February 23, 2015
Over the last week, for a variety of reasons, the topic of security in the NoSQL space has become a prominent news item. Chief among these reasons was the announcement of a popular NoSQL database having multiple instances exposed to the public internet. From the headlines you might think that NoSQL solutions have inherent security problems. In fact, in some cases, the discussion is positioned intentionally as a relational vs. NoSQL issue. The reality is that NoSQL is not more or less secure than a traditional RDBMS.
The Security of any component of the technology stack is both the responsibility of the vendor providing the technology and those that are deploying it. How many routers are running with the default administrative password still set? Similarly, exposing any database, regardless of type, to the public internet without taking appropriate security precautions, including user authentication and authorization, is a “bad idea.” A base level of network security is an absolute requirement when deploying any data persistence utility. For Riak this can include:
- Appropriate physical security (including policies about root access)

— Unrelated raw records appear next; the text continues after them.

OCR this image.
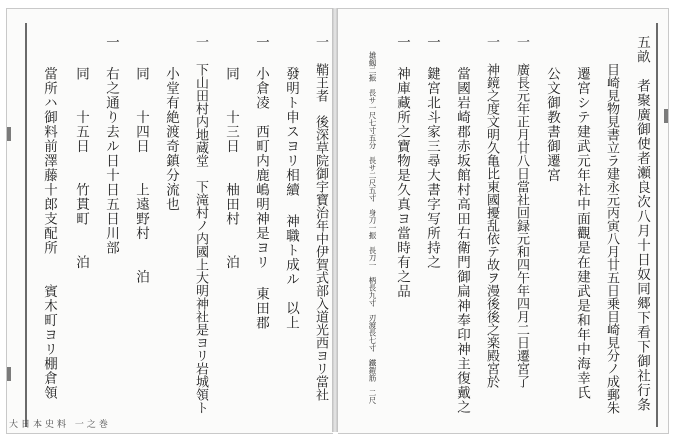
一 鞘王者　後深草院御宇寶治年中伊賀式部入道光西ヨリ當社
　 發明ト申スヨリ相續 神職ト成ル　以上
一 小倉凌　西町内鹿嶋明神是ヨリ 東田郡
　 同　　十三日　　柚田村　　泊
一 下山田村内地蔵堂　下滝村ノ内國上大明神社是ヨリ岩城領ト
　 小堂有絶渡奇鎮分流也
　 同　　十四日　　上遠野村　　泊
一 右之通り去ル日十日五日川部
　 同　　十五日　　竹貫町　　泊
　 當所ハ御料前澤藤十郎支配所　　賓木町ヨリ棚倉領
大日本史料 一之巻
五畝　者聚廣御使者瀬良次八月十日奴同郷下看下御社行条
　 目崎見物見書立ラ建永元丙寅八月廿五日乗目崎見分ノ成郵朱
　 遷宮シテ建武元年社中面觀是在建武是和年中海幸氏
　 公文御教書御遷宮
一 廣長元年正月廿八日當社回録元和四午年四月二日遷宮了
一 神鏡之度文明久亀比東國擾乱依テ故ヲ漫後後之楽殿宮於
　 當國岩崎郡赤坂館村高田右衛門御扁神奉印神主復戴之
一 鍵宮北斗家三尋大書字写所持之
一 神庫藏所之寶物是久真ヨ當時有之品
　 雄劔二振　長サ一尺七寸五分　長サ二尺五寸　身刀一振　長刀一　柄長九寸　刃渡長七寸　鐵鎧筋　二尺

- Securing the epmd listener port, handoff_port listener port, and the range ports specified in the riak.conf
- Defining users and optionally, groups (using Riak Security in Riak 2.0)
- Defining an authentication source for each user
- Granting necessary permissions to each user (and/or group)
- Checking Erlang MapReduce code for invocations of Riak modules other than riak_kv_mapreduce
- Ensuring your client software passes authentication information with each request, supports HTTPS or encrypted Protocol Buffers traffic
If you enable Riak security without having an established functioning SSL connection, all request to Riak will fail because Riak security (when enabled) requires a secure SSL connection. You will need to generate SSL certificates, enable SSL, and establish a certification configuration on each node.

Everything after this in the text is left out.